Sarah believed strongly that it was women who shaped the morals of society, and she advocated for women to embrace this role.  Her advocacy for the advanced, high-quality education of women was essential to preparing women for “the most important vocation on earth…that of the Christian mother in the nursery.”  Her idea of the place of women in society was that her largest influence came through her work in the home.  She advocated for women to enter the workforce in certain professions such as education, medicine, and missionary work, but was opposed to the idea of women’s suffrage – believing that if women got involved in politics it would dilute her influence where it mattered most, with her children.  She is quoted as saying, “What has made this nation great?  Not its heroes, but its households.”

Sarah was also very active in philanthropy.  She was the driver for the current monument that stands at the Bunker Hill battlefield and was active in ensuring the preservation of George Washington’s Mount Vernon home.  She also helped to fund Vassar College, an all-women’s college, in 1861.

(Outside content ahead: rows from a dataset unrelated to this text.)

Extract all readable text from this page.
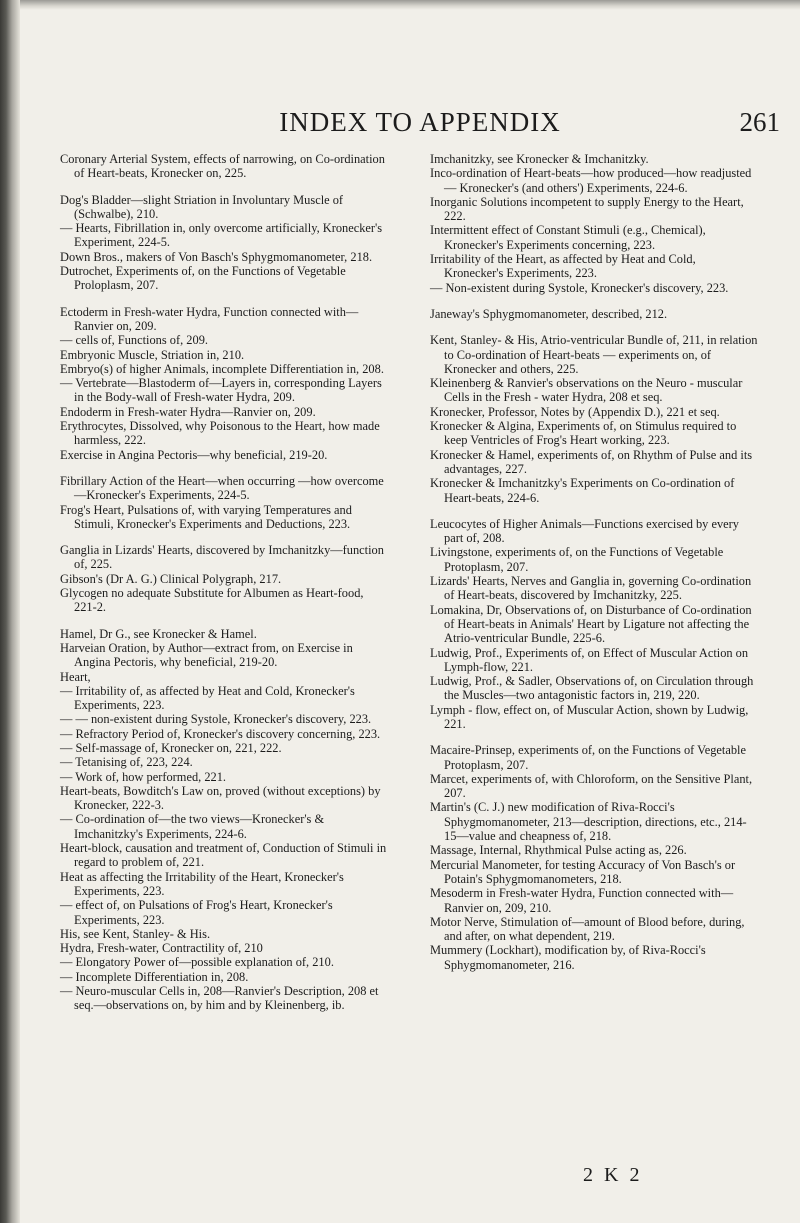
INDEX TO APPENDIX	261

Coronary Arterial System, effects of narrowing, on Co-ordination of Heart-beats, Kronecker on, 225.

Dog's Bladder—slight Striation in Involuntary Muscle of (Schwalbe), 210.

— Hearts, Fibrillation in, only overcome artificially, Kronecker's Experiment, 224-5.

Down Bros., makers of Von Basch's Sphygmomanometer, 218.

Dutrochet, Experiments of, on the Functions of Vegetable Proloplasm, 207.

Ectoderm in Fresh-water Hydra, Function connected with—Ranvier on, 209.

— cells of, Functions of, 209.

Embryonic Muscle, Striation in, 210.

Embryo(s) of higher Animals, incomplete Differentiation in, 208.

— Vertebrate—Blastoderm of—Layers in, corresponding Layers in the Body-wall of Fresh-water Hydra, 209.

Endoderm in Fresh-water Hydra—Ranvier on, 209.

Erythrocytes, Dissolved, why Poisonous to the Heart, how made harmless, 222.

Exercise in Angina Pectoris—why beneficial, 219-20.

Fibrillary Action of the Heart—when occurring —how overcome—Kronecker's Experiments, 224-5.

Frog's Heart, Pulsations of, with varying Temperatures and Stimuli, Kronecker's Experiments and Deductions, 223.

Ganglia in Lizards' Hearts, discovered by Imchanitzky—function of, 225.

Gibson's (Dr A. G.) Clinical Polygraph, 217.

Glycogen no adequate Substitute for Albumen as Heart-food, 221-2.

Hamel, Dr G., see Kronecker & Hamel.

Harveian Oration, by Author—extract from, on Exercise in Angina Pectoris, why beneficial, 219-20.

Heart,

— Irritability of, as affected by Heat and Cold, Kronecker's Experiments, 223.

— — non-existent during Systole, Kronecker's discovery, 223.

— Refractory Period of, Kronecker's discovery concerning, 223.

— Self-massage of, Kronecker on, 221, 222.

— Tetanising of, 223, 224.

— Work of, how performed, 221.

Heart-beats, Bowditch's Law on, proved (without exceptions) by Kronecker, 222-3.

— Co-ordination of—the two views—Kronecker's & Imchanitzky's Experiments, 224-6.

Heart-block, causation and treatment of, Conduction of Stimuli in regard to problem of, 221.

Heat as affecting the Irritability of the Heart, Kronecker's Experiments, 223.

— effect of, on Pulsations of Frog's Heart, Kronecker's Experiments, 223.

His, see Kent, Stanley- & His.

Hydra, Fresh-water, Contractility of, 210

— Elongatory Power of—possible explanation of, 210.

— Incomplete Differentiation in, 208.

— Neuro-muscular Cells in, 208—Ranvier's Description, 208 et seq.—observations on, by him and by Kleinenberg, ib.

Imchanitzky, see Kronecker & Imchanitzky.

Inco-ordination of Heart-beats—how produced—how readjusted — Kronecker's (and others') Experiments, 224-6.

Inorganic Solutions incompetent to supply Energy to the Heart, 222.

Intermittent effect of Constant Stimuli (e.g., Chemical), Kronecker's Experiments concerning, 223.

Irritability of the Heart, as affected by Heat and Cold, Kronecker's Experiments, 223.

— Non-existent during Systole, Kronecker's discovery, 223.

Janeway's Sphygmomanometer, described, 212.

Kent, Stanley- & His, Atrio-ventricular Bundle of, 211, in relation to Co-ordination of Heart-beats — experiments on, of Kronecker and others, 225.

Kleinenberg & Ranvier's observations on the Neuro - muscular Cells in the Fresh - water Hydra, 208 et seq.

Kronecker, Professor, Notes by (Appendix D.), 221 et seq.

Kronecker & Algina, Experiments of, on Stimulus required to keep Ventricles of Frog's Heart working, 223.

Kronecker & Hamel, experiments of, on Rhythm of Pulse and its advantages, 227.

Kronecker & Imchanitzky's Experiments on Co-ordination of Heart-beats, 224-6.

Leucocytes of Higher Animals—Functions exercised by every part of, 208.

Livingstone, experiments of, on the Functions of Vegetable Protoplasm, 207.

Lizards' Hearts, Nerves and Ganglia in, governing Co-ordination of Heart-beats, discovered by Imchanitzky, 225.

Lomakina, Dr, Observations of, on Disturbance of Co-ordination of Heart-beats in Animals' Heart by Ligature not affecting the Atrio-ventricular Bundle, 225-6.

Ludwig, Prof., Experiments of, on Effect of Muscular Action on Lymph-flow, 221.

Ludwig, Prof., & Sadler, Observations of, on Circulation through the Muscles—two antagonistic factors in, 219, 220.

Lymph - flow, effect on, of Muscular Action, shown by Ludwig, 221.

Macaire-Prinsep, experiments of, on the Functions of Vegetable Protoplasm, 207.

Marcet, experiments of, with Chloroform, on the Sensitive Plant, 207.

Martin's (C. J.) new modification of Riva-Rocci's Sphygmomanometer, 213—description, directions, etc., 214-15—value and cheapness of, 218.

Massage, Internal, Rhythmical Pulse acting as, 226.

Mercurial Manometer, for testing Accuracy of Von Basch's or Potain's Sphygmomanometers, 218.

Mesoderm in Fresh-water Hydra, Function connected with—Ranvier on, 209, 210.

Motor Nerve, Stimulation of—amount of Blood before, during, and after, on what dependent, 219.

Mummery (Lockhart), modification by, of Riva-Rocci's Sphygmomanometer, 216.

2 K 2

Sarah was also an early advocate for Thanksgiving as a national holiday.  President Washington had written during his tenure a non-binding Thanksgiving proclamation which was celebrated individually in some states on different days, or not at all.  Many in that day even considered Washington’s letter to be unconstitutional, violating the separation of church and state.  From her position as Editress, Sarah wrote Presidents Zachary Taylor, Millard Fillmore, Franklin Pierce, James Buchanan, and Abraham Lincoln advocating the establishment of a national Thanksgiving holiday. 

She succeeded in getting President Lincoln to declare a national day of Thanksgiving on the fourth Thursday of 1863, as a brief respite from the horrors of the Civil War, but the holiday did not become a permanent holiday until President Franklin Roosevelt signed it into law about 60 years later.